Frequently Asked Questions
What is cognitive debt and how is it different from technical debt?
Cognitive debt is the gap between what your codebase does and what your team collectively understands about it. Unlike technical debt, which manifests as messy code, slow builds, or flaky tests that tools can detect, cognitive debt is invisible. It accumulates when AI generates code that works perfectly but nobody on the team can explain, debug, or confidently modify. The distinction matters because technical debt gives you warning signs, while cognitive debt hides behind green checkmarks until a production incident forces your team to confront code they can't reason about.
How do I know if my engineering team has cognitive debt?

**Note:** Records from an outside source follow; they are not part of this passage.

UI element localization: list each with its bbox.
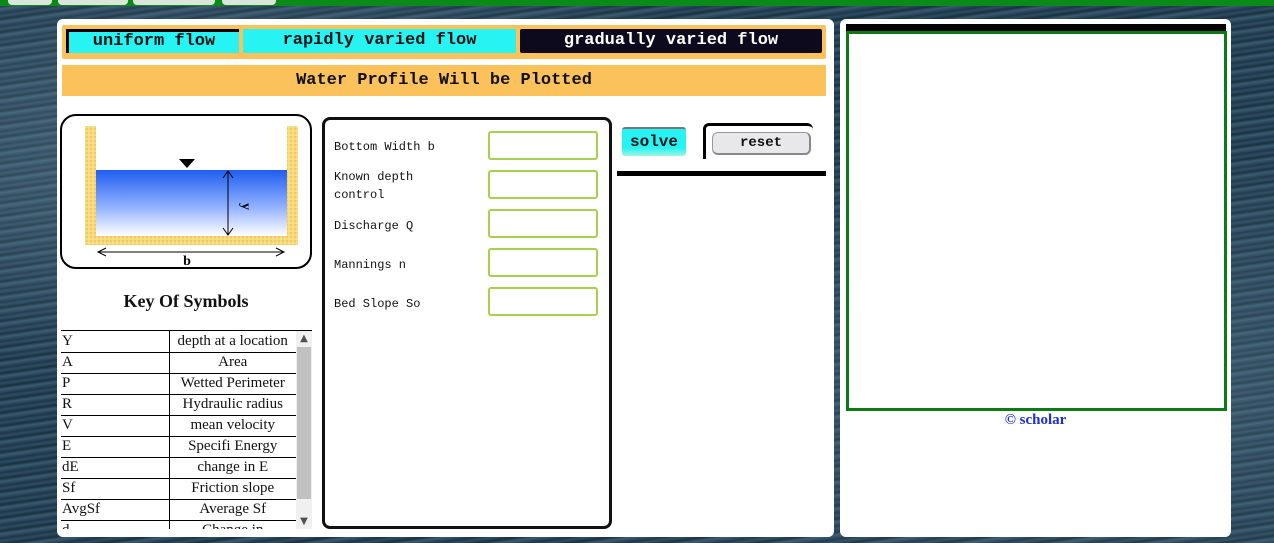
description-cell: Wetted Perimeter (169, 373, 296, 395)
description-cell: depth at a location (169, 331, 296, 353)
known-depth-label: Known depth control (334, 170, 414, 202)
discharge-field[interactable] (488, 209, 598, 238)
symbol-cell: AvgSf (61, 499, 170, 521)
solve-button[interactable]: solve (622, 127, 686, 156)
description-cell: Average Sf (169, 499, 296, 521)
table-row: dChange in (61, 520, 296, 529)
tab-gradually-varied-flow[interactable]: gradually varied flow (520, 29, 822, 53)
top-tab[interactable] (222, 0, 276, 5)
tab-uniform-flow[interactable]: uniform flow (66, 29, 239, 53)
bed-slope-label: Bed Slope So (334, 297, 421, 311)
bottom-width-field[interactable] (488, 131, 598, 160)
description-cell: Area (169, 352, 296, 374)
bed-slope-field[interactable] (488, 287, 598, 316)
discharge-label: Discharge Q (334, 219, 414, 233)
water-profile-plot (846, 31, 1227, 411)
table-scrollbar[interactable]: ▲ ▼ (296, 331, 312, 529)
plot-top-bar (846, 24, 1226, 31)
top-tab[interactable] (58, 0, 128, 5)
table-row: E Specifi Energy (61, 436, 296, 458)
description-cell: change in E (169, 457, 296, 479)
symbol-cell: P (61, 373, 170, 395)
scrollbar-thumb[interactable] (297, 347, 311, 499)
symbol-table-container[interactable]: Ydepth at a location A Area P Wetted Perim… (61, 330, 312, 529)
reset-button-frame: reset (703, 123, 813, 159)
channel-section-diagram: y b (85, 126, 298, 269)
table-row: Vmean velocity (61, 415, 296, 437)
table-row: AvgSf Average Sf (61, 499, 296, 521)
credit-text: © scholar (1004, 412, 1067, 428)
symbol-cell: R (61, 394, 170, 416)
description-cell: Hydraulic radius (169, 394, 296, 416)
divider (617, 171, 826, 176)
reset-button[interactable]: reset (712, 132, 811, 155)
chevron-up-icon[interactable]: ▲ (296, 331, 312, 347)
right-wall (287, 126, 298, 244)
table-row: A Area (61, 352, 296, 374)
chevron-down-icon[interactable]: ▼ (296, 514, 312, 529)
mannings-field[interactable] (488, 248, 598, 277)
width-label: b (183, 254, 191, 267)
input-form: Bottom Width b Known depth control Disch… (322, 117, 612, 529)
symbol-cell: Sf (61, 478, 170, 500)
depth-label: y (238, 203, 253, 210)
bottom-width-label: Bottom Width b (334, 140, 435, 154)
status-message: Water Profile Will be Plotted (62, 65, 826, 96)
table-row: dE change in E (61, 457, 296, 479)
plot-panel: © scholar (840, 19, 1231, 537)
symbol-cell: Y (61, 331, 170, 353)
mannings-label: Mannings n (334, 258, 407, 272)
water-body (96, 170, 287, 236)
table-row: Ydepth at a location (61, 331, 296, 353)
known-depth-field[interactable] (488, 170, 598, 199)
top-tab[interactable] (133, 0, 215, 5)
description-cell: Specifi Energy (169, 436, 296, 458)
key-of-symbols-title: Key Of Symbols (123, 291, 249, 311)
channel-bed (85, 236, 298, 245)
symbol-cell: d (61, 520, 170, 529)
symbol-cell: dE (61, 457, 170, 479)
table-row: R Hydraulic radius (61, 394, 296, 416)
description-cell: Friction slope (169, 478, 296, 500)
channel-section-figure: y b (60, 114, 312, 269)
description-cell: mean velocity (169, 415, 296, 437)
description-cell: Change in (169, 520, 296, 529)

The simplest diagnostic is what Margaret Storey calls the "explain it cold" test. Pull up the last five AI-generated PRs and ask the engineers who submitted them to explain the code without opening the file or re-prompting the AI. If they can walk through the logic, explain the design decisions, and identify what would break if you changed key lines, you're in good shape. If they stumble, hesitate, or need to re-read the AI's comments to remember what the code does, that's cognitive debt. Another signal is incident resolution time: if bugs in AI-written modules consistently take 3-4x longer to resolve than bugs in human-written modules, your team has a comprehension gap.
Can you still use AI coding tools without accumulating cognitive debt?
Absolutely. AI coding tools are force multipliers when paired with engineering discipline. The key is treating AI-generated code like code from a talented contractor who has never seen your codebase. You wouldn't merge a contractor's PR without understanding it, and you shouldn't merge AI-generated code without understanding it either. The three practices that prevent cognitive debt are reviewing AI code for understanding (not just correctness), writing a brief decision record before merging, and rotating engineers through AI-written modules. None of these slow you down meaningfully, and they preserve the shared understanding that makes your team capable of maintaining what they ship.
Why are velocity metrics misleading when teams adopt AI coding tools?
Velocity metrics like features shipped, cycle time, and PR throughput only measure output speed. They don't measure whether the team can maintain, debug, or extend what they've built. A team using AI tools might ship 40% more features in a quarter, but if incident resolution takes 3-4x longer on those AI-written modules, the net productivity gain evaporates. GitHub's own research showed that Copilot users write code 55% faster, but the study never measured whether anyone could maintain that code six months later. The real metric that matters is sustainable throughput: features shipped that don't create future incidents, onboarding friction, or maintenance bottlenecks.
How do you prevent cognitive debt on a team that's already heavily using AI for code generation?
Start with your critical paths: authentication, payments, data pipelines, anything where a failure at 3am means revenue loss. Audit those modules first. Have the engineers who work on them explain the code without AI assistance. Where understanding gaps exist, schedule focused review sessions where the team walks through the logic together and writes decision records. Then implement the three practices going forward: review like a junior (ask "can I explain every line?"), explain to ship (one-paragraph decision record per AI-generated PR), and rotate the context (regularly assign engineers to review modules they didn't write). The initial audit takes a week or two. The ongoing practices add roughly 10-15 minutes per PR, which is trivial compared to the multi-hour incidents they prevent.